What’s been the best comment you’ve received for your performances?
After watching the first show of Pizza 2: Villa, one guy came running and knocked on my car’s window. I rolled down my window and he said, “super, super, super, super thala’ and ran off. I won’t ever forget that because it was my first film as a hero. I felt really good because there was no need for him to do that because I’m not Vijay or Ajith. At Vijay Awards earlier this year, filmmaker Bharatbala appreciated my work in Thegidi. I think that was one memorable comment because I had auditioned for a prince role in one of his films few years back called ’The 19th Step’ with Kamal Haasan. The project was however shelved.
After three back-to-back hits, do you feel you’ve reached a point where you can demand roles?
I don’t think all my films are hits. Villa had its share of negative and cynical views. My type of films is independent and not mainstream as they are mostly made on low and medium budget. I should create market space before I can demand roles or for that matter anything. I think it will happen in the next few years.
Do you also feel that you’re one among the actors to have been typecast as C.V Kumar products?

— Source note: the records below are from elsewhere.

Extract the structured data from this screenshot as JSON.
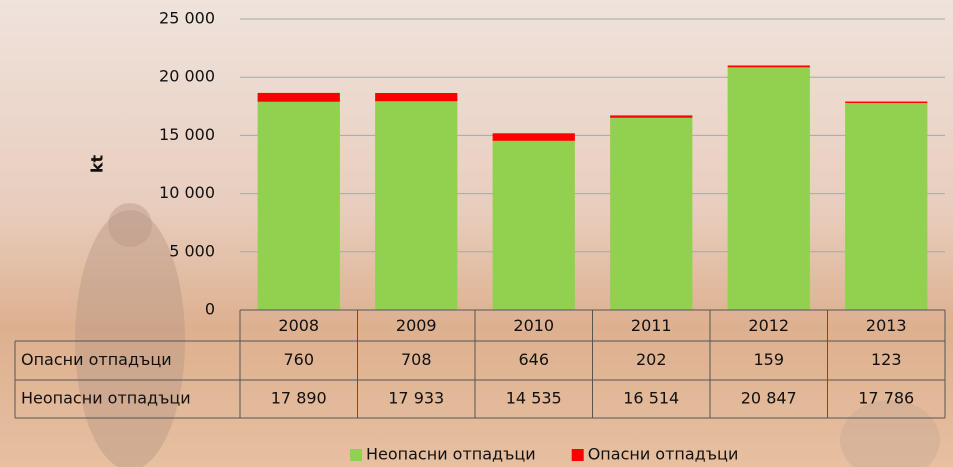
{
  "chart_data": {
    "type": "bar",
    "stacked": true,
    "y_label": "kt",
    "categories": [
      "2008",
      "2009",
      "2010",
      "2011",
      "2012",
      "2013"
    ],
    "series": [
      {
        "name": "Неопасни отпадъци",
        "color": "#92d050",
        "values": [
          17890,
          17933,
          14535,
          16514,
          20847,
          17786
        ],
        "value_labels": [
          "17 890",
          "17 933",
          "14 535",
          "16 514",
          "20 847",
          "17 786"
        ]
      },
      {
        "name": "Опасни отпадъци",
        "color": "#ff0000",
        "values": [
          760,
          708,
          646,
          202,
          159,
          123
        ]
      }
    ],
    "ylim": [
      0,
      25000
    ],
    "yticks": [
      0,
      {
        "value": 5000,
        "label": "5 000"
      },
      {
        "value": 10000,
        "label": "10 000"
      },
      {
        "value": 15000,
        "label": "15 000"
      },
      {
        "value": 20000,
        "label": "20 000"
      },
      {
        "value": 25000,
        "label": "25 000"
      }
    ],
    "grid": true,
    "legend": "bottom",
    "data_table": true
  }
}
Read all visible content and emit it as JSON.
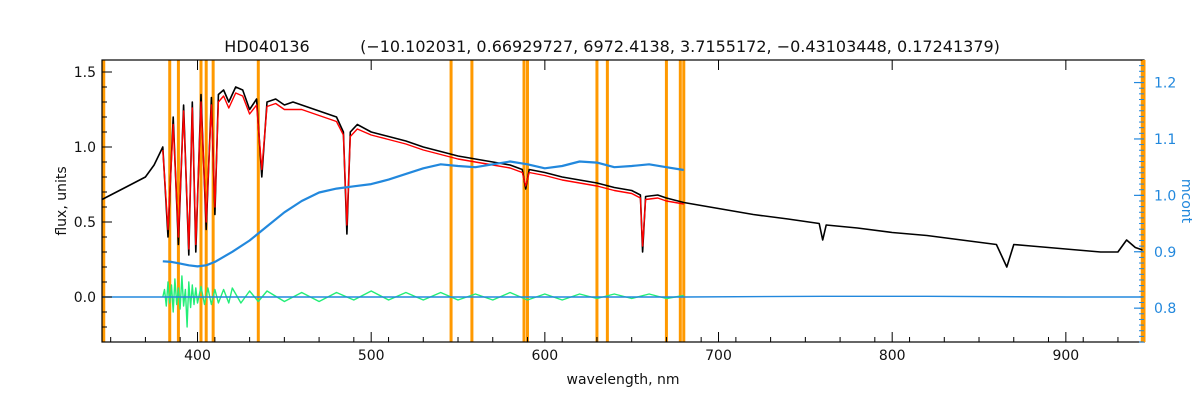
{
  "chart_data": {
    "type": "line",
    "title_object": "HD040136",
    "title_params": "(−10.102031, 0.66929727, 6972.4138, 3.7155172, −0.43103448, 0.17241379)",
    "xlabel": "wavelength, nm",
    "ylabel": "flux, units",
    "y2label": "mcont",
    "xlim": [
      345,
      945
    ],
    "ylim": [
      -0.3,
      1.58
    ],
    "y2lim": [
      0.74,
      1.24
    ],
    "x_ticks": [
      400,
      500,
      600,
      700,
      800,
      900
    ],
    "x_tick_labels": [
      "400",
      "500",
      "600",
      "700",
      "800",
      "900"
    ],
    "y_ticks": [
      0.0,
      0.5,
      1.0,
      1.5
    ],
    "y_tick_labels": [
      "0.0",
      "0.5",
      "1.0",
      "1.5"
    ],
    "y2_ticks": [
      0.8,
      0.9,
      1.0,
      1.1,
      1.2
    ],
    "y2_tick_labels": [
      "0.8",
      "0.9",
      "1.0",
      "1.1",
      "1.2"
    ],
    "vertical_lines_x": [
      346,
      384,
      389,
      402,
      405,
      409,
      435,
      546,
      558,
      588,
      590,
      630,
      636,
      670,
      678,
      680,
      944
    ],
    "series": [
      {
        "role": "observed",
        "color": "#000000",
        "axis": "left",
        "x": [
          345,
          350,
          360,
          370,
          375,
          380,
          383,
          386,
          389,
          392,
          395,
          397,
          399,
          402,
          405,
          408,
          410,
          412,
          415,
          418,
          422,
          426,
          430,
          434,
          437,
          440,
          445,
          450,
          455,
          460,
          470,
          480,
          484,
          486,
          488,
          492,
          500,
          510,
          520,
          530,
          540,
          550,
          560,
          570,
          580,
          587,
          589,
          591,
          600,
          610,
          620,
          630,
          640,
          650,
          655,
          656.3,
          658,
          665,
          670,
          680,
          690,
          700,
          720,
          740,
          758,
          760,
          762,
          780,
          800,
          820,
          840,
          860,
          866,
          870,
          880,
          900,
          910,
          920,
          930,
          935,
          940,
          945
        ],
        "y": [
          0.65,
          0.68,
          0.74,
          0.8,
          0.88,
          1.0,
          0.4,
          1.2,
          0.35,
          1.28,
          0.28,
          1.3,
          0.3,
          1.35,
          0.45,
          1.33,
          0.55,
          1.35,
          1.38,
          1.3,
          1.4,
          1.38,
          1.25,
          1.32,
          0.8,
          1.3,
          1.32,
          1.28,
          1.3,
          1.28,
          1.24,
          1.2,
          1.1,
          0.42,
          1.1,
          1.15,
          1.1,
          1.07,
          1.04,
          1.0,
          0.97,
          0.94,
          0.92,
          0.9,
          0.88,
          0.85,
          0.72,
          0.85,
          0.83,
          0.8,
          0.78,
          0.76,
          0.73,
          0.71,
          0.68,
          0.3,
          0.67,
          0.68,
          0.66,
          0.63,
          0.61,
          0.59,
          0.55,
          0.52,
          0.49,
          0.38,
          0.48,
          0.46,
          0.43,
          0.41,
          0.38,
          0.35,
          0.2,
          0.35,
          0.34,
          0.32,
          0.31,
          0.3,
          0.3,
          0.38,
          0.33,
          0.31
        ]
      },
      {
        "role": "model",
        "color": "#ff0000",
        "axis": "left",
        "x": [
          380,
          383,
          386,
          389,
          392,
          395,
          397,
          399,
          402,
          405,
          408,
          410,
          412,
          415,
          418,
          422,
          426,
          430,
          434,
          437,
          440,
          445,
          450,
          460,
          470,
          480,
          484,
          486,
          488,
          492,
          500,
          510,
          520,
          530,
          540,
          550,
          560,
          570,
          580,
          587,
          589,
          591,
          600,
          610,
          620,
          630,
          640,
          650,
          655,
          656.3,
          658,
          665,
          670,
          680
        ],
        "y": [
          0.98,
          0.45,
          1.15,
          0.4,
          1.24,
          0.32,
          1.26,
          0.35,
          1.3,
          0.5,
          1.28,
          0.6,
          1.3,
          1.34,
          1.26,
          1.36,
          1.34,
          1.22,
          1.28,
          0.85,
          1.27,
          1.29,
          1.25,
          1.25,
          1.21,
          1.17,
          1.08,
          0.48,
          1.07,
          1.12,
          1.08,
          1.05,
          1.02,
          0.98,
          0.95,
          0.92,
          0.9,
          0.88,
          0.86,
          0.83,
          0.74,
          0.83,
          0.81,
          0.78,
          0.76,
          0.74,
          0.71,
          0.69,
          0.66,
          0.34,
          0.65,
          0.66,
          0.64,
          0.62
        ]
      },
      {
        "role": "residual",
        "color": "#22ee77",
        "axis": "left",
        "x": [
          380,
          381,
          382,
          383,
          384,
          385,
          386,
          387,
          388,
          389,
          390,
          391,
          392,
          393,
          394,
          395,
          396,
          397,
          398,
          399,
          400,
          402,
          404,
          406,
          408,
          410,
          412,
          415,
          418,
          420,
          425,
          430,
          435,
          440,
          450,
          460,
          470,
          480,
          490,
          500,
          510,
          520,
          530,
          540,
          550,
          560,
          570,
          580,
          590,
          600,
          610,
          620,
          630,
          640,
          650,
          660,
          670,
          680
        ],
        "y": [
          0.0,
          0.05,
          -0.06,
          0.1,
          -0.04,
          0.08,
          -0.1,
          0.12,
          -0.05,
          0.06,
          -0.08,
          0.14,
          -0.06,
          0.05,
          -0.2,
          0.1,
          -0.07,
          0.08,
          -0.05,
          0.06,
          -0.04,
          0.07,
          -0.05,
          0.06,
          -0.05,
          0.05,
          -0.04,
          0.05,
          -0.04,
          0.06,
          -0.04,
          0.04,
          -0.03,
          0.04,
          -0.03,
          0.03,
          -0.03,
          0.03,
          -0.02,
          0.04,
          -0.02,
          0.03,
          -0.02,
          0.03,
          -0.02,
          0.02,
          -0.02,
          0.03,
          -0.02,
          0.02,
          -0.02,
          0.02,
          -0.01,
          0.02,
          -0.01,
          0.02,
          -0.01,
          0.01
        ]
      },
      {
        "role": "residual-flat",
        "color": "#2288dd",
        "axis": "left",
        "x": [
          345,
          380,
          680,
          760,
          820,
          900,
          945
        ],
        "y": [
          0.0,
          0.0,
          0.0,
          0.005,
          0.005,
          0.0,
          0.0
        ]
      },
      {
        "role": "mcont",
        "color": "#2288dd",
        "axis": "right",
        "x": [
          380,
          385,
          390,
          395,
          400,
          405,
          410,
          420,
          430,
          440,
          450,
          460,
          470,
          480,
          490,
          500,
          510,
          520,
          530,
          540,
          550,
          560,
          570,
          580,
          590,
          600,
          610,
          620,
          630,
          640,
          650,
          660,
          670,
          680
        ],
        "y": [
          0.883,
          0.882,
          0.879,
          0.876,
          0.874,
          0.876,
          0.882,
          0.9,
          0.92,
          0.945,
          0.97,
          0.99,
          1.005,
          1.012,
          1.016,
          1.02,
          1.028,
          1.038,
          1.048,
          1.055,
          1.052,
          1.05,
          1.055,
          1.06,
          1.055,
          1.048,
          1.052,
          1.06,
          1.058,
          1.05,
          1.052,
          1.055,
          1.05,
          1.045
        ]
      }
    ]
  }
}
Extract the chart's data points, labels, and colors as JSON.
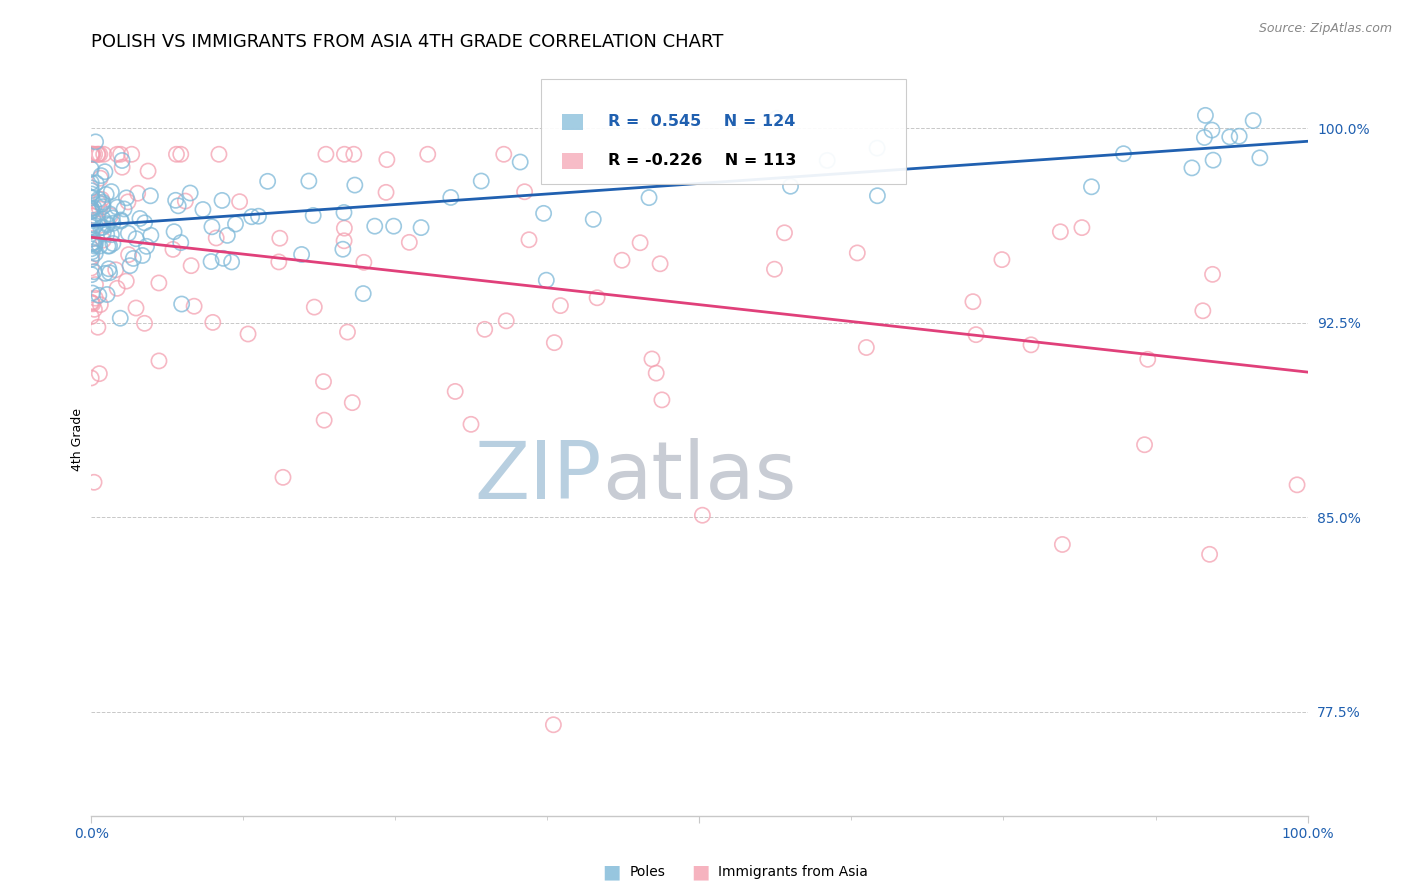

People always keep asking me why I only work in C.V Kumar’s films. But they should understand when I approached others for work nobody gave me an opportunity. He gave me an opportunity to act, and then made me a hero. All my three films so far have been under his banner but I’ve branched out with my next film. I plan to do more films for other producers as well. I’m doing a film for Arun Pandian and then another film with Murugadoss’s assistant Ashraf. I’ll be doing another film with C.V Kumar in January (2015). I don’t think there’s anything wrong in people asking me this question.
How are you treating the success you’re enjoying now?
The best part about the success as an actor is when you go out and people identify you. Thegidi was unanimously appreciated, while Villa had difference of opinions. When I’m in public, people smile at me and wave their hands. It feels so nice. I was recently shooting in Switzerland for ‘Savaale Samaali’, and people there came and spoke to me. They were so happy to see me. I think I get a high when I make people happy
“Savaale Samaali” is a full-length comedy entertainer and you’re playing the lead in it? How does it feel to work in this genre after “Soodhu Kavvum”?
I was getting typecast in serious roles. Even if you look at Soodhu Kavvum, I played the serious character and I hardly laugh in it. That’s when I decided to try my hands at comedy. I’m doing this film because I really liked the script. I guess this film will help me reach the masses because both Thegidi and Villa, I hate to say this, felt like they catered to the multiplex audiences. ‘Savaale Samaali’ has come out very well and I’m very confident about it. Comedy isn’t easy because it took me a few days to get a hang of it. It’s the kind of film that will entertain everybody. The other film ‘Varai Padam’ I’m currently working is an actioner. I’m trying my hands at full-length action role as well.
What have you learnt from your own films in this short duration in the industry?
I’ve learnt that you shouldn’t listen to anybody in the industry if you want to survive. It’s safe to follow your instincts. I’m still learning everyday in the industry. I have a long way to go and I’m just taking baby steps.
You’ve worked in a few short films with your friends. Are you open to working with them in feature films as well?
I’m actually waiting for that to happen. If I can go one step higher in my career, I think I can look forward to work with them. Then, I’ll be in a position to start doing things that will make me work with them. If there’s space for me to do anything to work with them, I’d be glad. I think I have to earn that position for all that to happen. Most of my friends are waiting with scripts. Maybe in two or three years I might get to work with them. I think I’m more comfortable working with them because I’ve known them for years.